Kepala Unit 2 Subdirektorat 5 Direktorat Reskrimsus Polda Jateng, Ajun Komisaris Gunawan Wibosono menambahkan, untuk mengungkap sejumlah kasus serupa, pihaknya terus melakukan patroli siber. Ia pun mengimbau masyarakat untuk aktif melaporkan akun-akun dengan konten-konten negatif serta berpotensi mengarah ke tindak kejahatan.
"Apabila banyak akun menyebar konten dengan sumber tidak jelas dan tak ada konfirmasi dari yang berkompeten, jangan dibagikan lagi.
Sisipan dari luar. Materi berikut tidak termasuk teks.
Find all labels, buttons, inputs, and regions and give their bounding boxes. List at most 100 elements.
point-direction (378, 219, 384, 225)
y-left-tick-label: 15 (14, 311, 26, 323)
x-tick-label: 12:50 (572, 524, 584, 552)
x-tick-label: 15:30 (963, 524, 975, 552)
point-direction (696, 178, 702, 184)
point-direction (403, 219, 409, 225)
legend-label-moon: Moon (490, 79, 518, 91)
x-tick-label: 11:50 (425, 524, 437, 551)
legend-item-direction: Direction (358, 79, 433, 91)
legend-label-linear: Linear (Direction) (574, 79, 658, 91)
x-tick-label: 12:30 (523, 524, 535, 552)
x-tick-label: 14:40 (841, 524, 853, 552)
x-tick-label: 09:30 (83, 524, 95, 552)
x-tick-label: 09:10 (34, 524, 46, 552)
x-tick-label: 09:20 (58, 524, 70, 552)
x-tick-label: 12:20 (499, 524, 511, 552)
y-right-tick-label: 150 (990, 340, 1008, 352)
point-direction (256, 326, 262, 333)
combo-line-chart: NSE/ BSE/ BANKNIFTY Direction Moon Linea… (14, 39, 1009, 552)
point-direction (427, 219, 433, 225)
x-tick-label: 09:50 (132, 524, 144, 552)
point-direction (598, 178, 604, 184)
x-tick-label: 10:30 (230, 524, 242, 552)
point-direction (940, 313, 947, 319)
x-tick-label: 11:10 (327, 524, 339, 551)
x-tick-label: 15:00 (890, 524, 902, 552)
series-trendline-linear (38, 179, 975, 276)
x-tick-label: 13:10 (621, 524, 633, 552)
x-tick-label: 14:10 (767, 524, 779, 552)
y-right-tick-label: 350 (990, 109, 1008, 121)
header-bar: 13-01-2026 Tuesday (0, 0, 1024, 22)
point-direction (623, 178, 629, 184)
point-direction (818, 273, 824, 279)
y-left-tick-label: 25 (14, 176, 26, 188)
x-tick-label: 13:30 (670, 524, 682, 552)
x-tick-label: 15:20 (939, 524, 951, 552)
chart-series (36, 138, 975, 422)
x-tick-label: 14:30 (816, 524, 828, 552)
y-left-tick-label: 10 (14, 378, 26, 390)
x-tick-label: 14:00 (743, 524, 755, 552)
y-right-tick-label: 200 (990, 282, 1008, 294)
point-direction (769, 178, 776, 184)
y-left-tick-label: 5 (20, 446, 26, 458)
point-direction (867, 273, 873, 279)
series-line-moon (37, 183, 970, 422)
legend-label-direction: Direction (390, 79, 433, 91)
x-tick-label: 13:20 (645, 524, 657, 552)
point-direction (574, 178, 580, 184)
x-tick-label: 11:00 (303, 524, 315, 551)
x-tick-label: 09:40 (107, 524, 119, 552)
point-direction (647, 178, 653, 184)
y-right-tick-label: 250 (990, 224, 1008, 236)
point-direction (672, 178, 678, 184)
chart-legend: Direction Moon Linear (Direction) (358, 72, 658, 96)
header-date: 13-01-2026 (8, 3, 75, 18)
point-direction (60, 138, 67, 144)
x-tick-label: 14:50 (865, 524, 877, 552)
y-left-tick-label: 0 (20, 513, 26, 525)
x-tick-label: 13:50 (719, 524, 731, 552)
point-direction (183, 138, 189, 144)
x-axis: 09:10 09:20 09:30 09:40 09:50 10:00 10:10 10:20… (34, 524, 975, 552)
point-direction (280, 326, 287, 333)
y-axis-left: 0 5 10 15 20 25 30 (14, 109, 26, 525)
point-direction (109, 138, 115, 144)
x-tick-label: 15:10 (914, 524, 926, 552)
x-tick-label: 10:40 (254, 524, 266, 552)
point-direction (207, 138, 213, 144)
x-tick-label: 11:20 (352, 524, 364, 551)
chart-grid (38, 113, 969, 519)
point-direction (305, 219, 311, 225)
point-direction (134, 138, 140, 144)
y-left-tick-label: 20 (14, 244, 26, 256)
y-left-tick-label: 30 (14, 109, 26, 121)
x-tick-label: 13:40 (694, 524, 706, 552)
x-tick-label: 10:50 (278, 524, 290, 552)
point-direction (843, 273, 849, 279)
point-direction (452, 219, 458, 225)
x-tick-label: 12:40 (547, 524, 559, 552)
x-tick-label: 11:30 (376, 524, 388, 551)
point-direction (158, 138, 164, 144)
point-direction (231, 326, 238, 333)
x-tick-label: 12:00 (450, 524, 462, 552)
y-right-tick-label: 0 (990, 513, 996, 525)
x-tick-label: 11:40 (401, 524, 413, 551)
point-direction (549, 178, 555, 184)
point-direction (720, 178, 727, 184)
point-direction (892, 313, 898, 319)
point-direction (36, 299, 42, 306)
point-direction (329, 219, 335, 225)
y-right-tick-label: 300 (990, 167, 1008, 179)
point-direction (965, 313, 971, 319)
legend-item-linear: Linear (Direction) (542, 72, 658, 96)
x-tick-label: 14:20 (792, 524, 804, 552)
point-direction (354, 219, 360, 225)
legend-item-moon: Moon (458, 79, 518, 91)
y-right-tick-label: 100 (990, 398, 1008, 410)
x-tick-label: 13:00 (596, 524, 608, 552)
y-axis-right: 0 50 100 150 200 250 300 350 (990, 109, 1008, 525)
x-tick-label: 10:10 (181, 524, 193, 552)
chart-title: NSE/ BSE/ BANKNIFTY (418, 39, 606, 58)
Semoga ke depan semakin bijak dalam bermedia sosial," lanjut dia.
Sebelumnya, pemerhati hukum pidana Rony Saputra, di Jakarta, mengatakan, sekitar 85 persen pelaku tindak pidana yang dijerat Undang-Undang Nomor 11 Tahun 2008 yang telah direvisi dengan UU Nomor 19 Tahun 2016 tentang ITE, terkait pencemaran nama baik. Sejak mulai diundangkan, hanya Pasal 27 Ayat (3) mengenai pencemaran nama baik, yang banyak digunakan.
Padahal, tujuan utama UU ITE ialah melindungi masyarakat terhadap kejahatan siber. Terutama, dalam konteks betapa teknologi informasi berperan dalam perdagangan dan perekonomian untuk mewujudkan kesejahteraan masyarakat. Karena itu, UU tersebut perlu dikembalikan pada tujuan dasarnya. (Kompas, 9/2/2019).